Standing between their laneways in New Waterford, Nova Scotia, a coal-mining town on Cape Breton, Mooney Pottie (Liane Balaban) gives new-girl-in-town Lou (Tara Spencer Nairn) the grand tour:
"My house; your house. There's the store, the mine, the main drag. Hospital; tavern; church, tavern, church-church-rink-school-trainstation-roadtoSydney."

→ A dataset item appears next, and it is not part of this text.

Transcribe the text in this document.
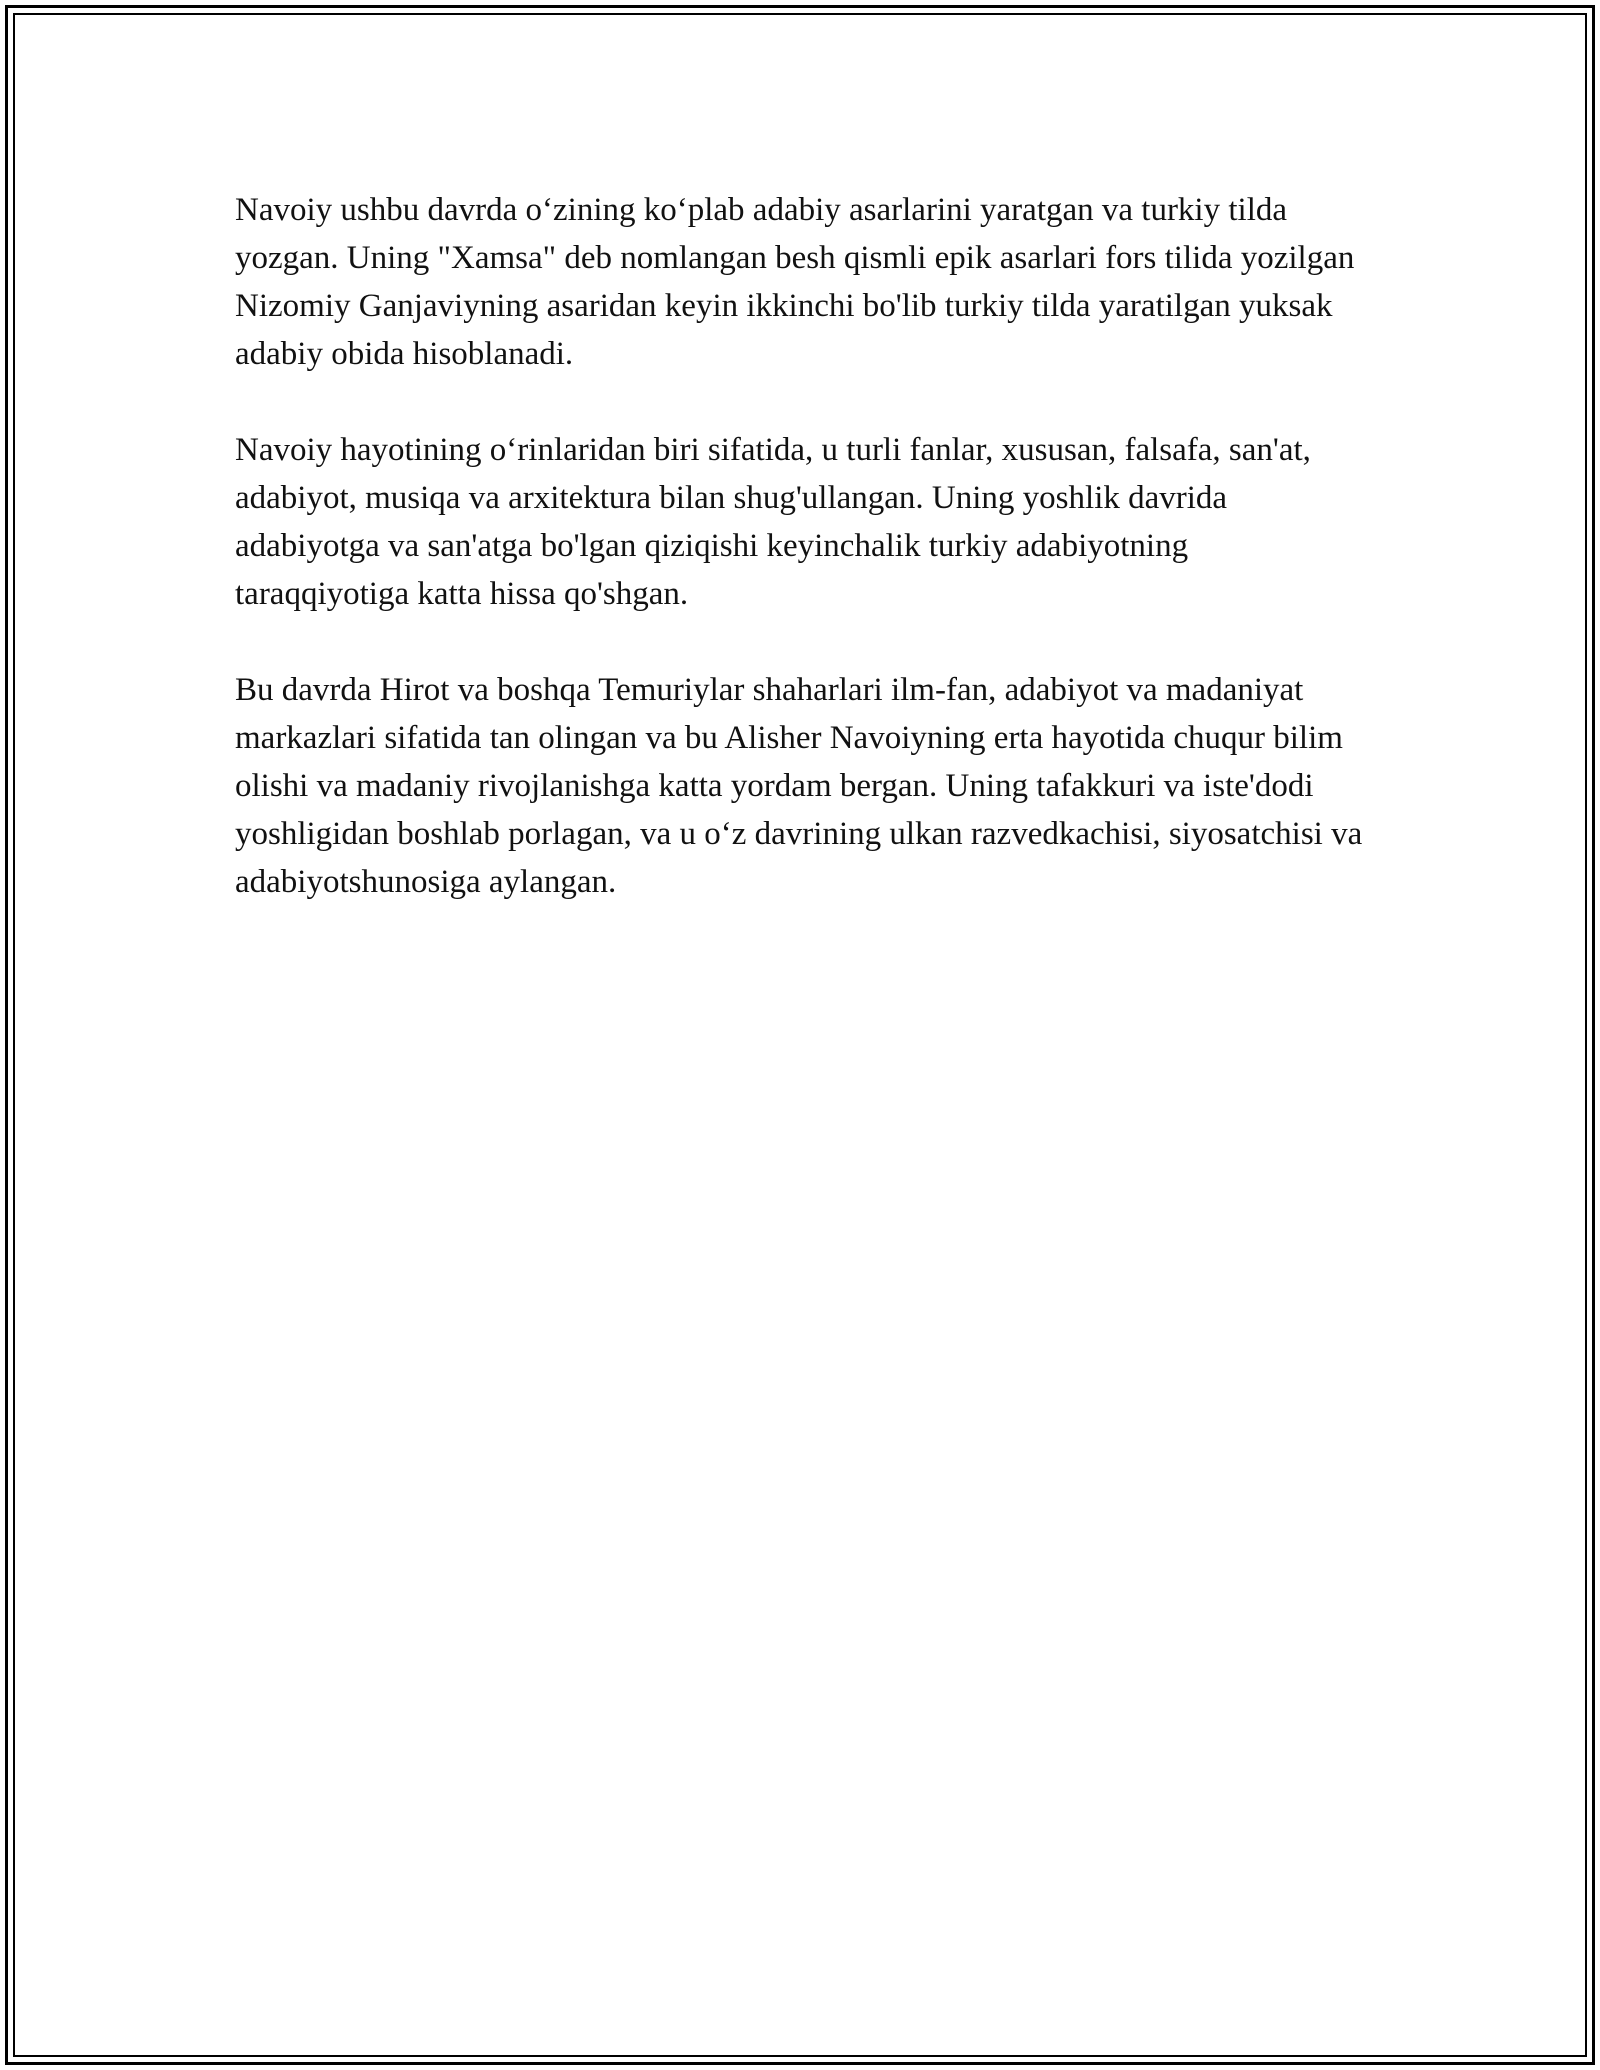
Navoiy ushbu davrda o‘zining ko‘plab adabiy asarlarini yaratgan va turkiy tilda yozgan. Uning "Xamsa" deb nomlangan besh qismli epik asarlari fors tilida yozilgan Nizomiy Ganjaviyning asaridan keyin ikkinchi bo'lib turkiy tilda yaratilgan yuksak adabiy obida hisoblanadi.

Navoiy hayotining o‘rinlaridan biri sifatida, u turli fanlar, xususan, falsafa, san'at, adabiyot, musiqa va arxitektura bilan shug'ullangan. Uning yoshlik davrida adabiyotga va san'atga bo'lgan qiziqishi keyinchalik turkiy adabiyotning taraqqiyotiga katta hissa qo'shgan.

Bu davrda Hirot va boshqa Temuriylar shaharlari ilm-fan, adabiyot va madaniyat markazlari sifatida tan olingan va bu Alisher Navoiyning erta hayotida chuqur bilim olishi va madaniy rivojlanishga katta yordam bergan. Uning tafakkuri va iste'dodi yoshligidan boshlab porlagan, va u o‘z davrining ulkan razvedkachisi, siyosatchisi va adabiyotshunosiga aylangan.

It's a fitting testament to the dreariness of Mooney's existence, the fourth of five children in a struggling family, but one who displays artistic talent and dreams of leaving, encouraged by her too-young male teacher, (Andrew McCarthy), as the town, like most small towns, and her family threaten to suck her back in.
The movie has a unique Canadian soundtrack and the DIY ethos of a Bruce MacDonald pic, and Balaban in the main role is better than anything I've seen her do since. Gray clouds always loom over these vistas of roaring surf and clotheslines in the cold wind - which is funny in light of the excessivley sunny Newfoundland & Labrador tourism ads all over Canadian TV these days that feature identical shots - and the film seems depressing, for the most part. But somewhere in the middle - no spoilers here! - you find yourself suddenly and strongly rooting for this unconventional character to come into her own, (with help from her new friend). It's a quintessentially Canadian story, and at its core it's not unlike a great many of them, but it's told in a unique way with an ending that's perfect and powerful. A film that takes a bit of time to warm up to as you're watching it, but one that will leave you satisfied. Among the best Canadian flicks I've seen.